Analysis of the longitudinal CINRG Becker Natural History Study dataset


Topic:

Clinical Trials

Poster Number: 88

Author(s):

Utkarsh Dang, PhD, Carleton University, Heather Gordish-Dressman, PhD, George Washington University, Gabriela Niizawa, BS, Ksenija Gorni, MD, PDMA Neuroscience and Rare Disease, F. Hoffmann-La Roche Ltd, Michela Guglieri, MD, John Walton Muscular Dystrophy Research Centre, Newcastle University, Newcastle upon Tyne, UK., Anne Connolly, MD, Nationwide Children's Hospital, Matthew Wicklund, MD, Tulio Bertorini, MD, MDA Clinic of Memphis/ Semmes Murphey Clinic, Jean Mah, MD, Mathula Thangarajh, MD, PhD, Virginia Commonwealth University, Edward Smith, MD, Duke University Hospital, Nancy Kuntz, MD, Ann & Robert H. Lurie Children’s Hospital, Chicago, IL, USA., Craig McDonald, MD, UC Davis Health, Erik Henricson, PhD, UC Davis, Saila Upadhyayula, MD, Emory + Children's Healthcare of Atlanta, Barry Byrne, MD, PhD, University of Florida, Georgios Manousakis, MD, University of Minnesota, Amy Harper, MD, VCU Health, Susan Iannaccone, MD, UT Southwestern Medical Center, Paula R. Clemens, MD, University of Pittsburgh School of Medicine, VA Pittsburgh Healthcare System, Pittsburgh, PA, USA, CINRG BNHS Investigators

Background: The phenotype of Becker muscular dystrophy (BMD) is extremely variable, ranging from Duchenne-like severity (loss of ambulation in second decade) to much milder disease with ambulation retained well into adulthood. We performed a prospective, natural history study (BNHS) of males with in-frame dystrophin gene mutations causing BMD to better characterize the clinical course and outcomes crucial to rigorous clinical treatment trials.
Objective: To present natural history of clinical outcomes in BMD from a longitudinal dataset.
Approach: The BNHS followed 83 ambulatory and non-ambulatory males with BMD aged 5.5 to 75.5 years at enrollment for up to three years with annual assessments. Baseline characteristics of these participants have been published. In this post-baseline analysis, we studied binned repeated cross-sectional clinical outcome data, shift-based analyses of NSAA, longitudinal mixed-effect modeling of clinical outcomes, and survival analysis of time to stand.
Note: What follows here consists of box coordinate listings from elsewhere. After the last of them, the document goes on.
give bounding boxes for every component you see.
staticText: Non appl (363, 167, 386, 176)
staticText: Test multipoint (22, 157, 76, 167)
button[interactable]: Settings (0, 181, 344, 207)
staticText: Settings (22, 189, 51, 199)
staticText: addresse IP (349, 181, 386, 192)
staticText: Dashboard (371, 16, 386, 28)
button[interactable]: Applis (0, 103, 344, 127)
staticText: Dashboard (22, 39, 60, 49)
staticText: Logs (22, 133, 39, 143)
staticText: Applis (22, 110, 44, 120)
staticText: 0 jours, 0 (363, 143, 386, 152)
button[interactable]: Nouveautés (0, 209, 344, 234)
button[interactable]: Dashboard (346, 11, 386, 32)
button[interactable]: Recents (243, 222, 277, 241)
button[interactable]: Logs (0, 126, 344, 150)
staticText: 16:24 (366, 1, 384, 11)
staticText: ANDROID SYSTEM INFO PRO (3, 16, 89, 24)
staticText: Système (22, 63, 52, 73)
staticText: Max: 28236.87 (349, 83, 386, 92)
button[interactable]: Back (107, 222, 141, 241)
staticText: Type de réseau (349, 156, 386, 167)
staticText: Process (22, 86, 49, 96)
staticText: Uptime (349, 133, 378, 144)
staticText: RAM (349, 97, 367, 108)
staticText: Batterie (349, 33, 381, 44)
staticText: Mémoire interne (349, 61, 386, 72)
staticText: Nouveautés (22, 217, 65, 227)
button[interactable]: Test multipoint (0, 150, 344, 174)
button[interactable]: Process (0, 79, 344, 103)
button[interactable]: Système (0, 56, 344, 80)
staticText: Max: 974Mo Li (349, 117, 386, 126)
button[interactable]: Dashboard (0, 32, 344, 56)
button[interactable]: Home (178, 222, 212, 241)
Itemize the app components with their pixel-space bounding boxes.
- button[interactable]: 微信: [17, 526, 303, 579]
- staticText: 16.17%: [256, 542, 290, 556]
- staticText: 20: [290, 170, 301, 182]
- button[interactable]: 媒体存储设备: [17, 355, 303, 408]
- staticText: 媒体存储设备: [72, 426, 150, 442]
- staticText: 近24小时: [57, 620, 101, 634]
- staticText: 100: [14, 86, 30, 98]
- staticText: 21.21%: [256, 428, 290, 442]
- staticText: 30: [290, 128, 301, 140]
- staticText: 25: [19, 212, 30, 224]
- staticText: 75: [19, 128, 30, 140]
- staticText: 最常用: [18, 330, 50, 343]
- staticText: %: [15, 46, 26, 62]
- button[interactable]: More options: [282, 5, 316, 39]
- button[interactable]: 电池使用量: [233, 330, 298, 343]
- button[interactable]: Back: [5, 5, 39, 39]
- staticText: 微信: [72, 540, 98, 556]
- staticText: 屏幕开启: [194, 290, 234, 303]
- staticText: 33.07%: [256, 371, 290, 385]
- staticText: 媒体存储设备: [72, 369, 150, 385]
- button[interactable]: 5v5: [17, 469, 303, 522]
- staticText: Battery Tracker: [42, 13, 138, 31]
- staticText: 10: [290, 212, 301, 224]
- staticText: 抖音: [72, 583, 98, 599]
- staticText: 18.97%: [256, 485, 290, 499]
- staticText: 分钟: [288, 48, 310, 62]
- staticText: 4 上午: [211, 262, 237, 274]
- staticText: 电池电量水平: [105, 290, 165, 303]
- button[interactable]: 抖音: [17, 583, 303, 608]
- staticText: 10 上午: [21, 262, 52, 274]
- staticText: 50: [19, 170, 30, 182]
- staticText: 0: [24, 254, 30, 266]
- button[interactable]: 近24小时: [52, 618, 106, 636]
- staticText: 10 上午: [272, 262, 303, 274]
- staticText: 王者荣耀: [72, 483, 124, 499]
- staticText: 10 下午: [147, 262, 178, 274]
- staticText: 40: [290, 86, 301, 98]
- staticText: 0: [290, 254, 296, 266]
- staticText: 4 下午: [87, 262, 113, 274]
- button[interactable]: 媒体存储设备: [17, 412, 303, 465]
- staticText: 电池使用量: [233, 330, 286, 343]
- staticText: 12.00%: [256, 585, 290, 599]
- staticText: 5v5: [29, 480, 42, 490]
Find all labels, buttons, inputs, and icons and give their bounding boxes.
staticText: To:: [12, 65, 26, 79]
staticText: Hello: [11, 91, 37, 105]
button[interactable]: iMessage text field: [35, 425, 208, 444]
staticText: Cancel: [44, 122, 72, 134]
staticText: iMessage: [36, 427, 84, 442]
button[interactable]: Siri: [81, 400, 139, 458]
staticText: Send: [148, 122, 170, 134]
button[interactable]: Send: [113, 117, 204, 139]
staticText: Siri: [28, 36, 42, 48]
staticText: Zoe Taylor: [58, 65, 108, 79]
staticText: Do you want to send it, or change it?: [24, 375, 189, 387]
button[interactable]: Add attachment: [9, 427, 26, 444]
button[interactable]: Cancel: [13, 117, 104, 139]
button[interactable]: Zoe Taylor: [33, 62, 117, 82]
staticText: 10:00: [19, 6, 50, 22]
Analyses were stratified by age (<18 or ?18 years old).
Results: Deletion exons del 45-47 and 45-48 were most common. In those <18 years, the NSAA showed a ceiling effect not observed with other outcomes. In longitudinal modeling of percentage predicted FVC, 3 timed function tests, 6-minute walk distance, and NSAA, age was found to be significantly associated with outcome performance in adulthood but not in those <18 years. Mutation status (del 45-47, 45-48, vs. others) was significantly associated with some outcomes. The median age at which it took 10 seconds or longer to stand was estimated as 51 years (95% CI: 45 years, infinity) by time to event analysis.
Conclusions: While the sample size was small, our data demonstrated variable progression of different outcomes based on age groups, and mutation groups, and found that disease progression seems to largely manifest in adulthood for BMD. Our study has clinical trial design implications for enrolment criteria, efficacy determination, and sample size calculations.